Per Mario Cipollini lo sport non dovrebbe parlare tutte le lingue del mondo?

Ultima VoceCosa significa pensare e vivere “sportivamente”? Mario Cipollini sembra averlo dimenticato!

 

Il Re Leone, così chiamato da tutti gli appassionati di ciclismo per la chioma che caratterizzava il suo look e per l’impressionante potenza con la quale dominava i suoi avversari durante le volate finali, ha recentemente pubblicato una foto su Instagram che lo immortala con un altro grande del ciclismo mondiale, Marco Pantani, durante la presentazione di un Giro d’Italia. Tutto molto bello per chi ricorda con nostalgia i campioni che furono. Ma il pensiero che accompagna l’immagine fa riflettere e scoraggia chi lo sport lo vive per quello che realmente rappresenta, o dovrebbe rappresentare:

 

“Anni fà alla presentazione del Giro D’italia. Si parlava soltanto italiano! A me piaceva molto di più!”.

Tralasciando i gravi errori grammaticali, che in un intervento del genere rappresentano il problema minore, davvero per un campione come Mario Cipollini lo sport è questo? L’analisi che ne deriva non può che essere estremamente triste: se uno sportivo che vanta migliaia di fans, vincitore di un campionato del mondo, più di quaranta tappe nel Giro d’Italia, dodici nel Tour de France e altri svariati premi, si lascia andare a considerazioni del genere, significa che allo sport, ha dato molto in termini di vittorie, ma poco dal punto di vista dei valori umani.

Spirito di squadra, affermazione del merito e competizione, sono solo alcune delle qualità che ogni sportivo dovrebbe far proprie, ma senza la capacità di valorizzare il rapporto con l’avversario e senza il riconoscimento dell’importanza dell’integrazione sociale, a prescindere dal paese di provenienza e dalla lingua parlata, allora si è semplicemente atleti, non sportivi.

L’azzeramento delle differenze sociali e il mescolamento etnico e di classi, dovrebbero rappresentare una delle migliori qualità in ogni attività sportiva, mai un fenomeno da contrastare. Il rischio, sempre più concreto, è quello di cadere nella trappola del “Prima i nostri” anche negli ambienti sportivi. Come se fosse colpa degli altri se il fascino della maglia rosa attiri sempre meno supporter o se la recente crisi della nazionale di calcio sembri raspare in un lungo tunnel senza uscita.

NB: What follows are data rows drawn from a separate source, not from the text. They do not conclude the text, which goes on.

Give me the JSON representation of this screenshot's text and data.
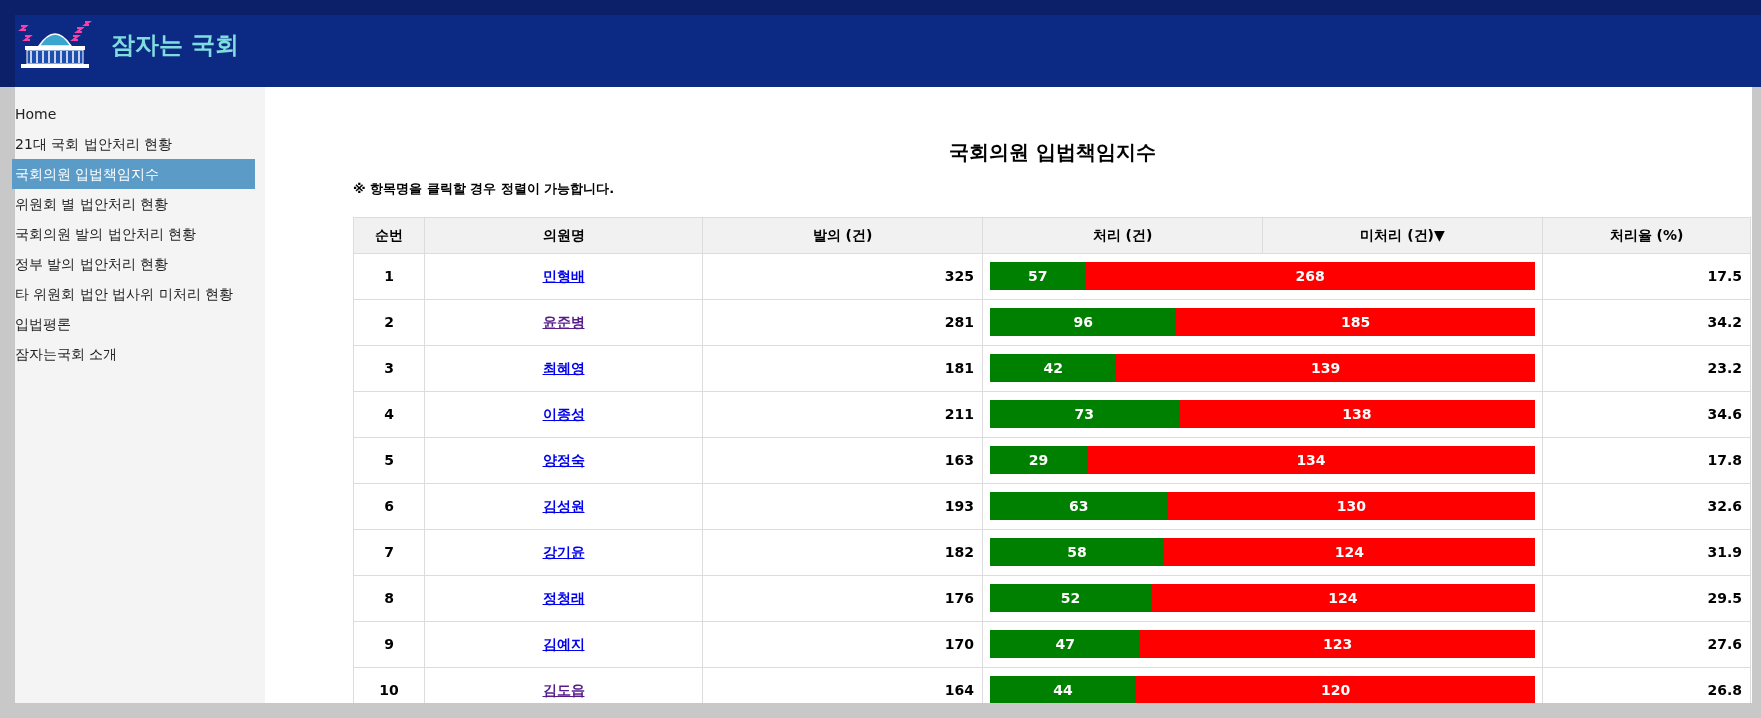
{
  "header": {
    "title": "잠자는 국회"
  },
  "sidebar": {
    "items": [
      {
        "label": "Home",
        "selected": false
      },
      {
        "label": "21대 국회 법안처리 현황",
        "selected": false
      },
      {
        "label": "국회의원 입법책임지수",
        "selected": true
      },
      {
        "label": "위원회 별 법안처리 현황",
        "selected": false
      },
      {
        "label": "국회의원 발의 법안처리 현황",
        "selected": false
      },
      {
        "label": "정부 발의 법안처리 현황",
        "selected": false
      },
      {
        "label": "타 위원회 법안 법사위 미처리 현황",
        "selected": false
      },
      {
        "label": "입법평론",
        "selected": false
      },
      {
        "label": "잠자는국회 소개",
        "selected": false
      }
    ]
  },
  "page": {
    "title": "국회의원 입법책임지수",
    "note": "※ 항목명을 클릭할 경우 정렬이 가능합니다."
  },
  "table": {
    "columns": [
      "순번",
      "의원명",
      "발의 (건)",
      "처리 (건)",
      "미처리 (건)▼",
      "처리율 (%)"
    ],
    "rows": [
      {
        "rank": "1",
        "name": "민형배",
        "visited": false,
        "proposed": "325",
        "processed": "57",
        "unprocessed": "268",
        "level": 0.175,
        "rate": "17.5"
      },
      {
        "rank": "2",
        "name": "윤준병",
        "visited": true,
        "proposed": "281",
        "processed": "96",
        "unprocessed": "185",
        "level": 0.342,
        "rate": "34.2"
      },
      {
        "rank": "3",
        "name": "최혜영",
        "visited": false,
        "proposed": "181",
        "processed": "42",
        "unprocessed": "139",
        "level": 0.232,
        "rate": "23.2"
      },
      {
        "rank": "4",
        "name": "이종성",
        "visited": false,
        "proposed": "211",
        "processed": "73",
        "unprocessed": "138",
        "level": 0.346,
        "rate": "34.6"
      },
      {
        "rank": "5",
        "name": "양정숙",
        "visited": false,
        "proposed": "163",
        "processed": "29",
        "unprocessed": "134",
        "level": 0.178,
        "rate": "17.8"
      },
      {
        "rank": "6",
        "name": "김성원",
        "visited": false,
        "proposed": "193",
        "processed": "63",
        "unprocessed": "130",
        "level": 0.326,
        "rate": "32.6"
      },
      {
        "rank": "7",
        "name": "강기윤",
        "visited": false,
        "proposed": "182",
        "processed": "58",
        "unprocessed": "124",
        "level": 0.319,
        "rate": "31.9"
      },
      {
        "rank": "8",
        "name": "정청래",
        "visited": false,
        "proposed": "176",
        "processed": "52",
        "unprocessed": "124",
        "level": 0.295,
        "rate": "29.5"
      },
      {
        "rank": "9",
        "name": "김예지",
        "visited": false,
        "proposed": "170",
        "processed": "47",
        "unprocessed": "123",
        "level": 0.276,
        "rate": "27.6"
      },
      {
        "rank": "10",
        "name": "김도읍",
        "visited": true,
        "proposed": "164",
        "processed": "44",
        "unprocessed": "120",
        "level": 0.268,
        "rate": "26.8"
      }
    ]
  }
}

La soluzione dovrebbe risiedere nella preziosa autocritica, e non nell’addossare ad altri colpe che non esistono. Chiediamoci come vengono gestiti i settori giovanili, che dovrebbero rappresentare una piccola comunità formante e non un sistema dettato da discriminazioni e business attorno all’aspirazione di tanti giovani ragazzi.

 “Forse lo sport col suo messaggio di lealtà e di cavalleria, avrà successo dove altre istituzioni hanno fallito”.

A differenza da quanto sostenuto da Avery Brundage, Presidente del Comitato Olimpico Internazionale dal 1952 al 1972, la discriminazione etnica manifestata da Mario Cipollini, ha ben poco di cavalleresco, e rappresenta una chiusura mentale che non può più trovare giustificazioni. La ghettizzazione ci porterà al più totale isolamento, e in questo caso, alla sostituzione del Giro d’Italia col prestigioso giro del quartiere in cui abitiamo.